Dans le film, Toronto est personnifiée par... Montréal. Comme Max Films fait partie du projet, à titre de producteur minoritaire, on a pu tourner quelques scènes chez nous. C'était en janvier 2011, alors qu'il faisait un froid de canard.

Avant cela, l'équipe s'était retrouvée en Argentine pour des scènes tournées à 4500 mètres d'altitude. «Nous vivions à 2500 mètres et tous les matins, il fallait se lever très tôt et prendre la route. Nous mettions trois heures à atteindre le plateau de tournage. J'avais mal à la tête toute la journée», se souvient la comédienne.

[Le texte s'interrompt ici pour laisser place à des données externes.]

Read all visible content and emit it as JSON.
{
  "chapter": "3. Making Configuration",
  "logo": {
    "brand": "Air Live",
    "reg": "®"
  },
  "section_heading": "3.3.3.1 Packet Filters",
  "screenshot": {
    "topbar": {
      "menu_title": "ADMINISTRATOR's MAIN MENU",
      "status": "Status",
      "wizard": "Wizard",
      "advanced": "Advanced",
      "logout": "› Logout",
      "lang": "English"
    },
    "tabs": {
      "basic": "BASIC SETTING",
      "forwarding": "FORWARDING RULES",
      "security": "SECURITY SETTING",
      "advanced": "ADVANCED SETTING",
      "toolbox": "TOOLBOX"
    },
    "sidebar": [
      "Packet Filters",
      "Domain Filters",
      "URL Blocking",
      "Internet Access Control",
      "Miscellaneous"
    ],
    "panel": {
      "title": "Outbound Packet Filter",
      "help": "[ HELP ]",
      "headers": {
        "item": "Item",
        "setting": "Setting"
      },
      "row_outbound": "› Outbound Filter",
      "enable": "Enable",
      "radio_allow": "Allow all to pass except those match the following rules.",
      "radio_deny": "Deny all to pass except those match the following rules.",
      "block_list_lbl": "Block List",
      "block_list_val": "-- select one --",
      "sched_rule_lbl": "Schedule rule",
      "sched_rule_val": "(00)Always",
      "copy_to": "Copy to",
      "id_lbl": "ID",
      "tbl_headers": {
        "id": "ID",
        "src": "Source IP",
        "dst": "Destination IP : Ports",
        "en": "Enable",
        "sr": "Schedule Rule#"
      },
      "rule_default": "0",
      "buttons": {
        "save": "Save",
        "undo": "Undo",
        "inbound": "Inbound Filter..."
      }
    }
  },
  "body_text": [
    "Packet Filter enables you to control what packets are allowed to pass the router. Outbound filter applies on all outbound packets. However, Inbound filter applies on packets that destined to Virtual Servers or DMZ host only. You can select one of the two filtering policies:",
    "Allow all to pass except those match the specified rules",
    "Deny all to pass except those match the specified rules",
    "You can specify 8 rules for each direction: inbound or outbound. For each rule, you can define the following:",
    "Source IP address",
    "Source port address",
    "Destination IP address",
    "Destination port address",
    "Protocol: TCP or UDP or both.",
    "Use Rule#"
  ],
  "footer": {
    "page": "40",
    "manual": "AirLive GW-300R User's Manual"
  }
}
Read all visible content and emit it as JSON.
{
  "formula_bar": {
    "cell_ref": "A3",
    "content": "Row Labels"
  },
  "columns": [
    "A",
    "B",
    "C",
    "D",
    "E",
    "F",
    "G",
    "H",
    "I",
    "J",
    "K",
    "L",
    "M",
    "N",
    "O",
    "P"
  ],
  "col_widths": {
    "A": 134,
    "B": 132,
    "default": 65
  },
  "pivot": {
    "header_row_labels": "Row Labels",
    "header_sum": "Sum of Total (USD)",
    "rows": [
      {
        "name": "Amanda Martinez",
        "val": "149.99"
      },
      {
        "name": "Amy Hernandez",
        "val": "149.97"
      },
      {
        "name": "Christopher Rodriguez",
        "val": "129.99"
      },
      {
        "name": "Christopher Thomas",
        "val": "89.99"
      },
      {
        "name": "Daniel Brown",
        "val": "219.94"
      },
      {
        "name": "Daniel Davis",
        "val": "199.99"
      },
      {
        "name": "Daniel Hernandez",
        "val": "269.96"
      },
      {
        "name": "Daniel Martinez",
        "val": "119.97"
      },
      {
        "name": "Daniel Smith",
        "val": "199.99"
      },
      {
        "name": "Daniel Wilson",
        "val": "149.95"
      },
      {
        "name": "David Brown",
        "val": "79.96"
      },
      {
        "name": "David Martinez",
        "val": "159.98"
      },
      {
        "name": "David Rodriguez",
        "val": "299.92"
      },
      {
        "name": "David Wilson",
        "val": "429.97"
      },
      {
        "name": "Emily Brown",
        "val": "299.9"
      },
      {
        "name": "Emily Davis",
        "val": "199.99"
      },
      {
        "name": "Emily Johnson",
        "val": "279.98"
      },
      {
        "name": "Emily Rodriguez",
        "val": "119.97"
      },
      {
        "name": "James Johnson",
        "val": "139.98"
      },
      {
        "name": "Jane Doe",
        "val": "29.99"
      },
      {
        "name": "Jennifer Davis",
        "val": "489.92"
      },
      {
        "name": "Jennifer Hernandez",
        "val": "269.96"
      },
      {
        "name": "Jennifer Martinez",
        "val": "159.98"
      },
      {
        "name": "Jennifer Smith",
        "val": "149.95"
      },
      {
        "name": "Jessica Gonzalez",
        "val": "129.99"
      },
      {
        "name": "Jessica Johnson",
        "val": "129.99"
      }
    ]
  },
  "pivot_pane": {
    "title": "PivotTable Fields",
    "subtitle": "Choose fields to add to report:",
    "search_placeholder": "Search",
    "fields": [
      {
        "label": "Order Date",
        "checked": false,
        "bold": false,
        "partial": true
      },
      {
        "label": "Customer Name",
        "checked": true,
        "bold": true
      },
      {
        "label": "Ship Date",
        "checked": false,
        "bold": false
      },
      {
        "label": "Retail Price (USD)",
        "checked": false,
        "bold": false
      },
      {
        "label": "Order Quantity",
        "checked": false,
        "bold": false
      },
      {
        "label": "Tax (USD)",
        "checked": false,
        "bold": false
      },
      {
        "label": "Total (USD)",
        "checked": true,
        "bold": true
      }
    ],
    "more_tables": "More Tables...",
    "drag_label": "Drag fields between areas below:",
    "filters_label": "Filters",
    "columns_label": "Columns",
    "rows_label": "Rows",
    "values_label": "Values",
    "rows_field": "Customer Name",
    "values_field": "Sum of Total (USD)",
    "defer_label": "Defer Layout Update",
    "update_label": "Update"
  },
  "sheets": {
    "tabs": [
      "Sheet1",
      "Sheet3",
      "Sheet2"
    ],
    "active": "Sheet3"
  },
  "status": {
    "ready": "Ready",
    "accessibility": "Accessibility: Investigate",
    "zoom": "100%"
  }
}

Mais dans un sens, ces conditions difficiles ont servi le personnage. «J'étais fatiguée et mon personnage arrivait justement au bout de son voyage», fait remarquer la comédienne.

Elle est maintenant au Maroc depuis plusieurs semaines pour le tournage d'Intersection, un film de David Marconi avec Jaimie Alexander, Frank Grillo et Charlie Bewley. «L'histoire raconte un accident de voiture survenant en plein désert. Et toutes les personnes impliquées ont des choses à cacher, dit-elle. Moi, je suis une ex-toxicomane un peu bizarre.»

Après ce tournage, Marie-Josée Croze n'a pas de projet précis. Les derniers mois ont été intenses et la comédienne, qui vit en France, a enchaîné de nombreux projets. Dès vendredi prochain, on pourra donc la voir au cinéma dans Deux silences, un film pour lequel elle a «beaucoup de tendresse et d'affection».